Our travels led us next to the New England Carousel Museum.  I have a thing for carousels, and have wanted to visit this museum for many years.  The collection includes some fascinating carousel animals (did you know there was once a horse race ride where you zipped along at 40 miles per hour secured only by two metal handles on the side of a wooden horse?)  There is also an old Wurlitzer carousel organ that plays the lovely (and very loud) music that accompanies riders on traditional carousels.  Diva loved the carousel organ (see a trend here?)

Our final stop on our tour of Bristol attractions led us to Lake Compounce, America's oldest continuously operating amusement park.  We were a bit hesitant to spend the admission price when we only had five or six hours to enjoy the park, but the lure of an old wooden roller coaster was too much to resist.  Little did we know what treat was in store for us....

Let me digress a bit by explaining that in my younger days, I was quite the roller coaster connoisseur.  A group of friends and I once drove four hours just to ride a wooden roller coaster that Money Magazine had listed in it's Top Ten roller coasters list.  There was a time when I would ride any coaster in the country.  As steel coasters have become more extreme, and I've become less daring, I now limit my coasters to wooden coasters (which will always be my favorite) and those with minimal inversions and average size drops.  
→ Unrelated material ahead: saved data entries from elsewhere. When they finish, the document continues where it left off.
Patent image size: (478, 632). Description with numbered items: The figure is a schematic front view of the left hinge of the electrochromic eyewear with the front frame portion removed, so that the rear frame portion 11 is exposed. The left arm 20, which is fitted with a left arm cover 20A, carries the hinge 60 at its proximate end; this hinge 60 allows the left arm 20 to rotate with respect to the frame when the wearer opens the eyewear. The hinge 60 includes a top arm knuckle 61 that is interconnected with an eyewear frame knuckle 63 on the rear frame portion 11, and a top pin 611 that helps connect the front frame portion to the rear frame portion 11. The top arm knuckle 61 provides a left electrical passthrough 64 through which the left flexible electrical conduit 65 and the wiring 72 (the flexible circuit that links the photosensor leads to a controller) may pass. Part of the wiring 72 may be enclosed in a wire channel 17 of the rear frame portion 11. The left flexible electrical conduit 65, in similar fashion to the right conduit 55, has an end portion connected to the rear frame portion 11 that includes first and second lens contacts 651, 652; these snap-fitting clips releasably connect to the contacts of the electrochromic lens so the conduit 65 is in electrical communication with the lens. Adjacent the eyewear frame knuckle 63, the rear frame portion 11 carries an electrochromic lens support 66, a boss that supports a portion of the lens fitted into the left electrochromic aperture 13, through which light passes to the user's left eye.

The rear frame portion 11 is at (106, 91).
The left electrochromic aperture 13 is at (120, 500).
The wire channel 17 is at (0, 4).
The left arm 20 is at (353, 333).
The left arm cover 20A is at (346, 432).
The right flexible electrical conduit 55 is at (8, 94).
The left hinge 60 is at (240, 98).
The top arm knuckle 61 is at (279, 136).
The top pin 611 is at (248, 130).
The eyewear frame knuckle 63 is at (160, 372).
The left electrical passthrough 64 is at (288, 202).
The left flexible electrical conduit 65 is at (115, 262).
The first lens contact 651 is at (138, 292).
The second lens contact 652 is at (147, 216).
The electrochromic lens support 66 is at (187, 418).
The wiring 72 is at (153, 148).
Anyway, back to Lake Compounce.  They have a wooden roller coaster called Boulder Dash that is built into the side of a mountain.  This coaster was worth the price of admission, and there were virtually no lines to ride.  I have to rank this among the best coasters I've ever ridden, and well worth a visit to CT.  Even for non-coaster fans this is an excellent park, most notable is how clean and well-maintained the park is.  

Once I've recovered from the trip I'll post pictures!